In meiner Erinnerung war mein Großvater ein würdevoller Herr mit einem freundlichen Schmunzeln im Gesicht. Er züchtete Stangenbohnen hinter dem Haus und redete nicht viel. Uns Enkelkindern schenkte er manchmal Schokolade, jedem ein kleines Stückchen. Er starb, als ich zehn Jahre alt war.

Aber nun lerne ich ihn besser kennen durch diese Bibel. Neugierig blättere ich weiter. Lese die Worte, die er unterstrichen hat. Versuche, seine Notizen zu entziffern. Stelle mir vor, in welcher Situation er sie aufgeschrieben haben könnte.

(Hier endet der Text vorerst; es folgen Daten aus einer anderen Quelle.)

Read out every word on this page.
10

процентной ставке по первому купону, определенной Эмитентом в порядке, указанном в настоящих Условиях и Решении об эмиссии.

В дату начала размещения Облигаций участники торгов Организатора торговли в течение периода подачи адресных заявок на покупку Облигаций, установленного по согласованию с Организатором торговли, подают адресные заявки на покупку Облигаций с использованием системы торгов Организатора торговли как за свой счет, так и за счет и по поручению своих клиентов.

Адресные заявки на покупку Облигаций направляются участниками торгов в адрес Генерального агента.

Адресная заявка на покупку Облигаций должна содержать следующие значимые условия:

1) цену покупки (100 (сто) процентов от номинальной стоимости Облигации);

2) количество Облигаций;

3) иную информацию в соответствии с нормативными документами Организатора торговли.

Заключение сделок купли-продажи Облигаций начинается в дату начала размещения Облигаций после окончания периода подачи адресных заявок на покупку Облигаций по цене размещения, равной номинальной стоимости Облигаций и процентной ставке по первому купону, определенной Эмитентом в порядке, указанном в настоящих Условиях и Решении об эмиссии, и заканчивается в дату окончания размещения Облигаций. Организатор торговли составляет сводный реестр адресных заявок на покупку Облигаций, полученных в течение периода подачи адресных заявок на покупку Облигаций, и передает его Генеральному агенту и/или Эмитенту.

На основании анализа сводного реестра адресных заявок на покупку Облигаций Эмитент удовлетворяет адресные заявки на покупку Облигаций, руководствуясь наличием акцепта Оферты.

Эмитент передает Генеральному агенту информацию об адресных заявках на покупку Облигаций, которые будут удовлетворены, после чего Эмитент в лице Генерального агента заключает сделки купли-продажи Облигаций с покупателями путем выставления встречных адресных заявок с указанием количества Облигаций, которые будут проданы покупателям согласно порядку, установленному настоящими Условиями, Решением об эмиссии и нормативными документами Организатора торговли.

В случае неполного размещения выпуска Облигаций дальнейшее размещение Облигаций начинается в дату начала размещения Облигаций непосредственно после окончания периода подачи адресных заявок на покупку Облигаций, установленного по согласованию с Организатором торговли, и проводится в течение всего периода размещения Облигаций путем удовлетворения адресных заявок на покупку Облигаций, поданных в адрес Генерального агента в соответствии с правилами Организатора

Vieles kann ich nicht lesen. Vieles bleibt ein Geheimnis. Aber mein Großvater ist mir doch näher gekommen. Und immerhin haben wir dasselbe Lieblingsbuch.

Ich schlage einen Psalm auf, den ich besonders mag. Freue mich über das kleine Bleistift-Kreuzchen daneben. Hier also treffen wir uns, bei diesem entspannten Abendgebet, das ich jetzt auch für Sie mit bete:

Ich liege und schlafe ganz in Frieden; denn allein du, Gott, hilfst mir, dass ich sicher wohne.